Throughout the tour, he points out many striking buildings including the distinctive Corn Cob Towers at Marina City (300 North State Street) and the Willis Tower (formerly Sears Tower at 233 South Wacker Drive), the 108-storey skyscraper that was once the world's tallest building.

Then there is the Old Chicago Main Post Office (433 West Van Buren Street) where the Joker's bank robbery in The Dark Knight was filmed and the Carbide and Carbon Building (230 North Michigan Avenue) that was reputedly inspired by a champagne bottle.

Evan relates the surprising news that despite being known as the Windy City, Chicago is actually the 16th windiest city in the United States, with the title originally given from its windbag politicians. And that Chicago River is one of the only rivers to be reversed so that waste did not flow into Lake Michigan ("St Louis has bottled up all the wastewater and sells it back to use as Budweiser beer," he says).

For a different look at the city, the Chicago Architectural Foundation runs an Architectural Highlights By Bus tour that covers 48 kilometres over 3½ hours.

It starts in the central city, with a stop at the Rookery (209 South LaSalle Street), a 12-storey Romanesque building that was innovative for its "floating foundations" that allowed it to be built on marshy soil. Our guide, Joan, led us into the striking atrium in white marble and gold with a curved staircase that Wright modernised in 1905.

Then it was across the road to the Field Building – built on the site of the first skyscraper (135 South LaSalle Street) – to see its stylish art moderne lobby that has an elevator indicator panel that is a work of art in itself.

There is another stop at the Illinois Institute of Technology campus for Mies van der Rohe's Crown Hall (3360 South State Street), a huge glass workroom, and Rem Koolhaas' clever McCormick Tribune Campus Centre (3201 South State Street), which takes the curse off the elevated train line above it by wrapping it in a concrete and corrugated stainless steel tube.

Another stop is for Wright's famous Robie House (5757 South Woodlawn Avenue), a striking home of horizontal planes, recessed windows and decorative glass that the American Institute of Architects named one of the 10 most significant structures of the 20th century.
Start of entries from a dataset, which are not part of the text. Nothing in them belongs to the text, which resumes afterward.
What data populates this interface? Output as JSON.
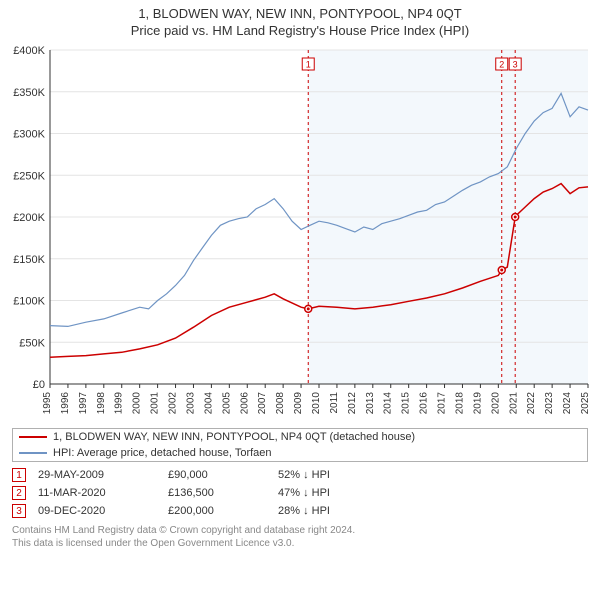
{
  "title": "1, BLODWEN WAY, NEW INN, PONTYPOOL, NP4 0QT",
  "subtitle": "Price paid vs. HM Land Registry's House Price Index (HPI)",
  "chart": {
    "type": "line",
    "background": "#ffffff",
    "grid_color": "#e4e4e4",
    "shade_color": "#eaf2f9",
    "axis_color": "#333333",
    "x": {
      "min": 1995,
      "max": 2025,
      "ticks": [
        1995,
        1996,
        1997,
        1998,
        1999,
        2000,
        2001,
        2002,
        2003,
        2004,
        2005,
        2006,
        2007,
        2008,
        2009,
        2010,
        2011,
        2012,
        2013,
        2014,
        2015,
        2016,
        2017,
        2018,
        2019,
        2020,
        2021,
        2022,
        2023,
        2024,
        2025
      ]
    },
    "y": {
      "min": 0,
      "max": 400000,
      "tick_step": 50000,
      "prefix": "£",
      "suffix": "K",
      "divisor": 1000
    },
    "shaded_from": 2009.4,
    "series": [
      {
        "id": "hpi",
        "label": "HPI: Average price, detached house, Torfaen",
        "color": "#6f94c4",
        "width": 1.2,
        "points": [
          [
            1995,
            70000
          ],
          [
            1996,
            69000
          ],
          [
            1997,
            74000
          ],
          [
            1998,
            78000
          ],
          [
            1999,
            85000
          ],
          [
            2000,
            92000
          ],
          [
            2000.5,
            90000
          ],
          [
            2001,
            100000
          ],
          [
            2001.5,
            108000
          ],
          [
            2002,
            118000
          ],
          [
            2002.5,
            130000
          ],
          [
            2003,
            148000
          ],
          [
            2003.5,
            163000
          ],
          [
            2004,
            178000
          ],
          [
            2004.5,
            190000
          ],
          [
            2005,
            195000
          ],
          [
            2005.5,
            198000
          ],
          [
            2006,
            200000
          ],
          [
            2006.5,
            210000
          ],
          [
            2007,
            215000
          ],
          [
            2007.5,
            222000
          ],
          [
            2008,
            210000
          ],
          [
            2008.5,
            195000
          ],
          [
            2009,
            185000
          ],
          [
            2009.5,
            190000
          ],
          [
            2010,
            195000
          ],
          [
            2010.5,
            193000
          ],
          [
            2011,
            190000
          ],
          [
            2011.5,
            186000
          ],
          [
            2012,
            182000
          ],
          [
            2012.5,
            188000
          ],
          [
            2013,
            185000
          ],
          [
            2013.5,
            192000
          ],
          [
            2014,
            195000
          ],
          [
            2014.5,
            198000
          ],
          [
            2015,
            202000
          ],
          [
            2015.5,
            206000
          ],
          [
            2016,
            208000
          ],
          [
            2016.5,
            215000
          ],
          [
            2017,
            218000
          ],
          [
            2017.5,
            225000
          ],
          [
            2018,
            232000
          ],
          [
            2018.5,
            238000
          ],
          [
            2019,
            242000
          ],
          [
            2019.5,
            248000
          ],
          [
            2020,
            252000
          ],
          [
            2020.5,
            260000
          ],
          [
            2021,
            282000
          ],
          [
            2021.5,
            300000
          ],
          [
            2022,
            315000
          ],
          [
            2022.5,
            325000
          ],
          [
            2023,
            330000
          ],
          [
            2023.5,
            348000
          ],
          [
            2024,
            320000
          ],
          [
            2024.5,
            332000
          ],
          [
            2025,
            328000
          ]
        ]
      },
      {
        "id": "price_paid",
        "label": "1, BLODWEN WAY, NEW INN, PONTYPOOL, NP4 0QT (detached house)",
        "color": "#cc0000",
        "width": 1.5,
        "points": [
          [
            1995,
            32000
          ],
          [
            1996,
            33000
          ],
          [
            1997,
            34000
          ],
          [
            1998,
            36000
          ],
          [
            1999,
            38000
          ],
          [
            2000,
            42000
          ],
          [
            2001,
            47000
          ],
          [
            2002,
            55000
          ],
          [
            2003,
            68000
          ],
          [
            2004,
            82000
          ],
          [
            2005,
            92000
          ],
          [
            2006,
            98000
          ],
          [
            2007,
            104000
          ],
          [
            2007.5,
            108000
          ],
          [
            2008,
            102000
          ],
          [
            2009,
            92000
          ],
          [
            2009.4,
            90000
          ],
          [
            2010,
            93000
          ],
          [
            2011,
            92000
          ],
          [
            2012,
            90000
          ],
          [
            2013,
            92000
          ],
          [
            2014,
            95000
          ],
          [
            2015,
            99000
          ],
          [
            2016,
            103000
          ],
          [
            2017,
            108000
          ],
          [
            2018,
            115000
          ],
          [
            2019,
            123000
          ],
          [
            2020,
            130000
          ],
          [
            2020.19,
            136500
          ],
          [
            2020.5,
            140000
          ],
          [
            2020.94,
            200000
          ],
          [
            2021,
            202000
          ],
          [
            2021.5,
            212000
          ],
          [
            2022,
            222000
          ],
          [
            2022.5,
            230000
          ],
          [
            2023,
            234000
          ],
          [
            2023.5,
            240000
          ],
          [
            2024,
            228000
          ],
          [
            2024.5,
            235000
          ],
          [
            2025,
            236000
          ]
        ]
      }
    ],
    "markers": [
      {
        "n": "1",
        "year": 2009.4,
        "price": 90000,
        "color": "#cc0000"
      },
      {
        "n": "2",
        "year": 2020.19,
        "price": 136500,
        "color": "#cc0000"
      },
      {
        "n": "3",
        "year": 2020.94,
        "price": 200000,
        "color": "#cc0000"
      }
    ]
  },
  "legend": [
    {
      "color": "#cc0000",
      "label": "1, BLODWEN WAY, NEW INN, PONTYPOOL, NP4 0QT (detached house)"
    },
    {
      "color": "#6f94c4",
      "label": "HPI: Average price, detached house, Torfaen"
    }
  ],
  "events": [
    {
      "n": "1",
      "date": "29-MAY-2009",
      "price": "£90,000",
      "delta": "52% ↓ HPI",
      "color": "#cc0000"
    },
    {
      "n": "2",
      "date": "11-MAR-2020",
      "price": "£136,500",
      "delta": "47% ↓ HPI",
      "color": "#cc0000"
    },
    {
      "n": "3",
      "date": "09-DEC-2020",
      "price": "£200,000",
      "delta": "28% ↓ HPI",
      "color": "#cc0000"
    }
  ],
  "footer": {
    "line1": "Contains HM Land Registry data © Crown copyright and database right 2024.",
    "line2": "This data is licensed under the Open Government Licence v3.0."
  }
}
They all demonstrate why Chicago's architecture has led to it being called the Paris of the Prairie.

TRIP NOTES

MORE INFORMATION

choosechicago.com, architecture.org, blockmuseum.northwestern.edu

GETTING THERE

Qantas flies to Los Angeles (twice a day) and Dallas (six days a week) for American Airlines connections to Chicago.

STAYING THERE

The Acme Hotel Company (15 East Ohio Street) is a well-located boutique hotel with a rock'n'roll edge.

EATING THERE

Eataly (43 East Ohio Street) is an Italian food emporium, with a variety of restaurants upstairs and places for snacks, cakes and gelato downstairs.

SEEING THE ARCHITECTURE THERE

The Chicago Architecture Foundation (see architecture.org) runs walking, bus/trolley, L train, Segway, bicycle and river cruise tours. Wendella (see wendellaboats.com) also runs river cruise tours from March to November.

Garry Maddox travelled at his own expense.

BUILD IT AND THEY WILL COME

THE BEAN

Anish Kapoor's Cloud Gate – better known as the Bean – is a polished stainless steel sculpture in Millennium Park that draws in tourists like a magnet and brilliantly reflects the city's skyline.

JAY PRITZKER PAVILION

Frank Gehry designed a stainless steel dominated concert venue, also in Millennium Park, that seats more than 11,000 people and has an acoustic system suspended above the audience on a network of pipes. It hosts free concerts over summer.

WRIGLEY FIELD

The home of baseball's Chicago Cubs has a charm based in history, with its passionate fans, ivy-covered outfield wall, hand-turned scoreboard, traditional food and beer stalls and the quirky rows of seats on top of surrounding buildings.